3. Mme C est entrée en France en octobre 2019 sous couvert d’un visa court séjour Schengen délivré par les autorités espagnoles, pour y rejoindre une partie de sa famille et terminer son cycle d’études supérieures en psychologie et sciences de l’éducation. Elle y a rencontré M. B avec qui elle s’est mariée le 26 mars 2022 en France. Le préfet ne conteste pas la stabilité du foyer formé par M. B et son épouse, ainsi que les revenus et le logement dont il dispose pour remplir les conditions du regroupement familial. Il n’est par ailleurs pas non plus contesté que l’épouse de M. B était intégrée à un parcours de procréation médicale assistée. La circonstance que cette information n’a pas été communiquée au préfet de la Drôme ne fait pas obstacle à ce qu’elle soit prise en considération au titre de la vie privée et familiale de M. B. Dans ces circonstances particulières, M. B est fondé à soutenir que le refus de faire droit à sa demande de regroupement familial au bénéfice de Mme C, au seul motif de la présence en France de cette dernière, porte une atteinte disproportionnée au droit au respect de la vie privée et familiale du requérant et de son épouse, et doit donc être annulé, sans qu’il soit besoin de se prononcer sur les autres moyens de la requête.

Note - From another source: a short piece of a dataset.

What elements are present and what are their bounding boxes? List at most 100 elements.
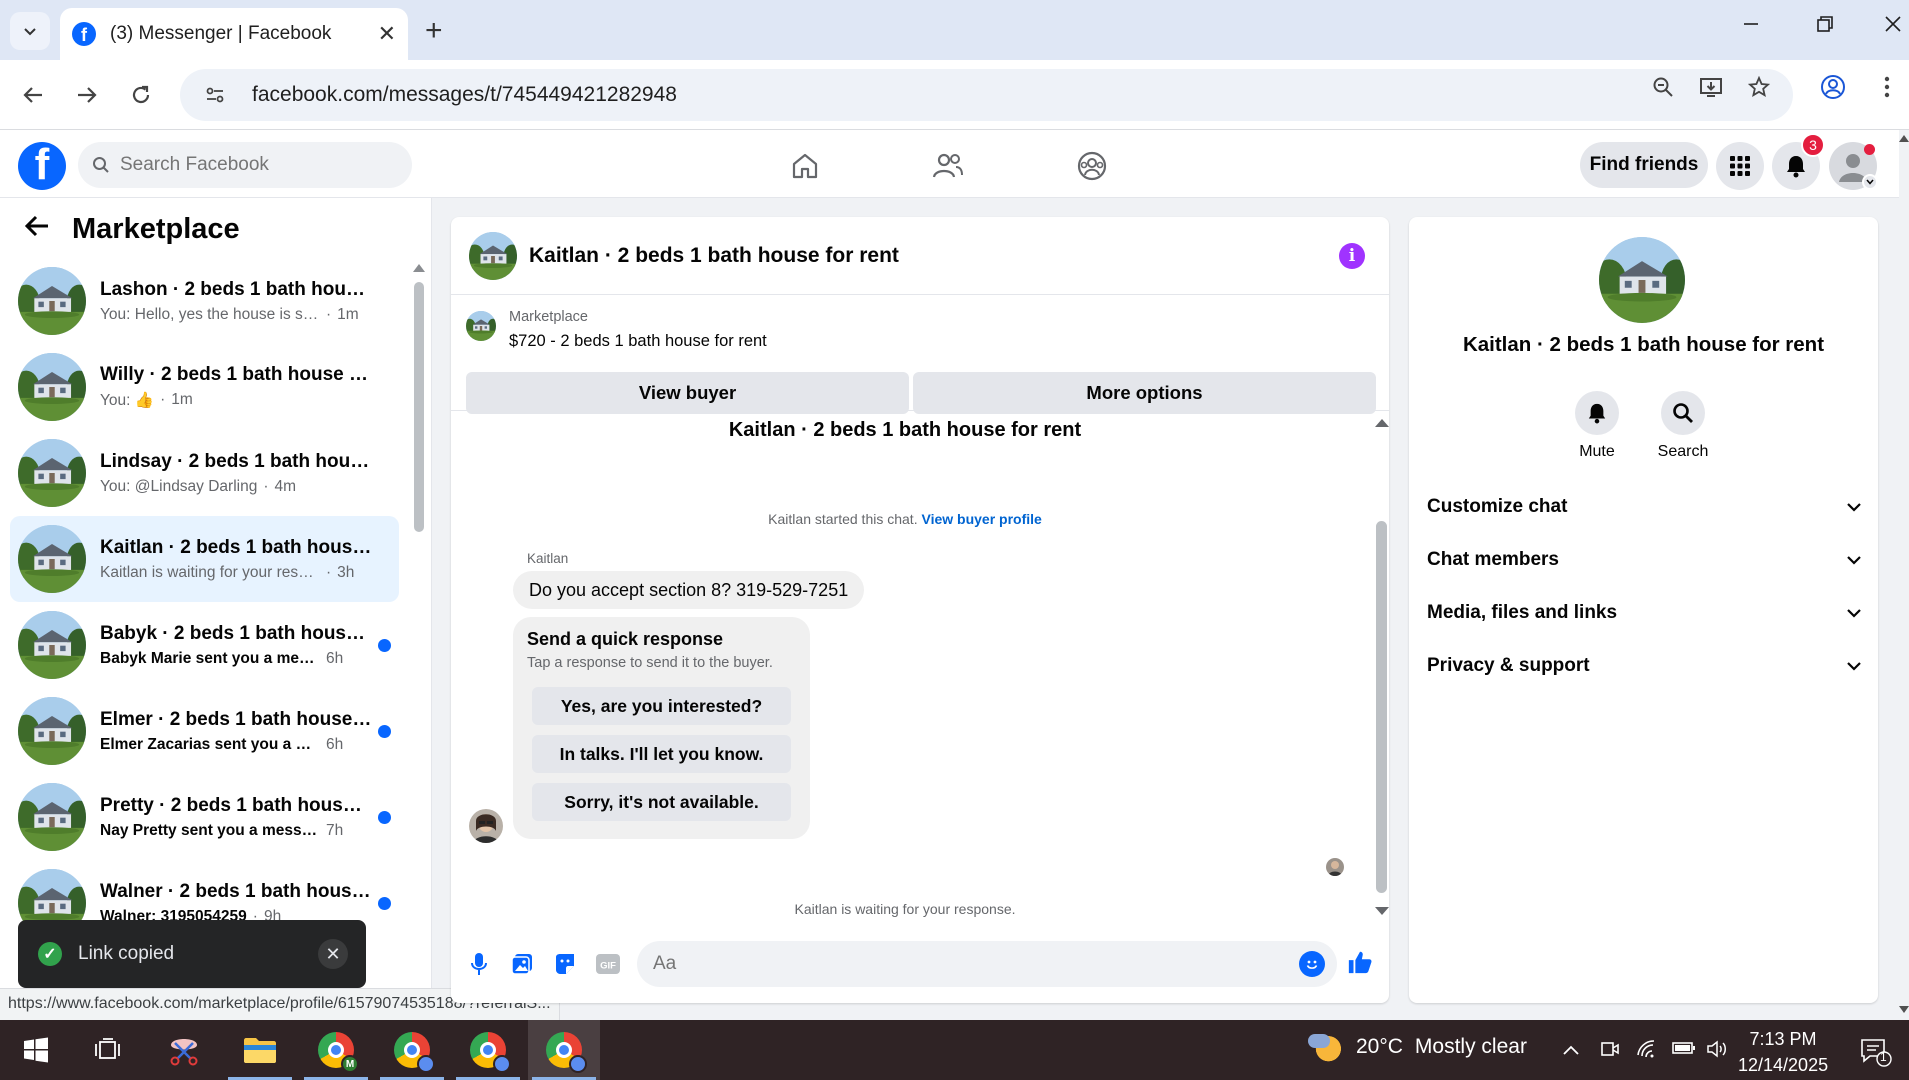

4. Il résulte de ce qu’il précède que M. B est fondé à demander l’annulation des décisions des 19 octobre 2023 et 25 novembre 2024 par lesquelles le préfet de la Drôme lui a refusé le bénéfice du regroupement familial au profit de son épouse.
Sur les conclusions à fin d’injonction et d’astreinte :
5. Eu égard à ses motifs, le présent jugement implique seulement que le préfet de la Drôme octroie le bénéfice du regroupement familial à M. B au bénéfice de Mme C. Il y a lieu de lui enjoindre d’y procéder dans le délai d’un mois suivant la notification du présent jugement. Il n’y a toutefois pas lieu d’assortir cette injonction d’une astreinte.
Sur les frais non compris dans les dépens :
6. Il y a lieu, dans les circonstances de l’espèce, de mettre à la charge de l’Etat la somme de 1 200 euros en application des dispositions de l’article L. 761-1 du code de justice administrative qu’il paira à M. B au titre des frais non compris dans les dépens que ce dernier a exposés.
D E C I D E :
Article 1er : Les décisions du préfet de la Drôme des 19 octobre 2023 et 25 novembre 2024 sont annulées.
Article 2 : Il est enjoint au préfet de la Drôme d’accorder le regroupement familial à M. B au bénéfice de Mme C, dans le délai d’un mois suivant la notification du présent jugement.
Article 3 : L’Etat versera à M. B une somme de 1 200 euros au titre de l’article L. 761-1 du code de justice administrative.
Article 4 : Le surplus des conclusions de la requête est rejeté.
Article 5 : Le présent jugement sera notifié à M. A B et au préfet de la Drôme.
Délibéré après l’audience du 3 juillet 2025 à laquelle siégeaient :
M. Thierry, président,
Mme Beytout, première conseillère,
Mme Galtier, première conseillère.
Rendu public par mise à disposition au greffe le 17 juillet 2025.
La rapporteure,
F. GaltierLe président,
P. Thierry
La greffière,
A. Zanon
La République mande et ordonne au le préfet de la Drôme en ce qui le concerne ou à tous commissaires de justice à ce requis en ce qui concerne les voies de droit commun contre les parties privées, de pourvoir à l’exécution de la présente décision.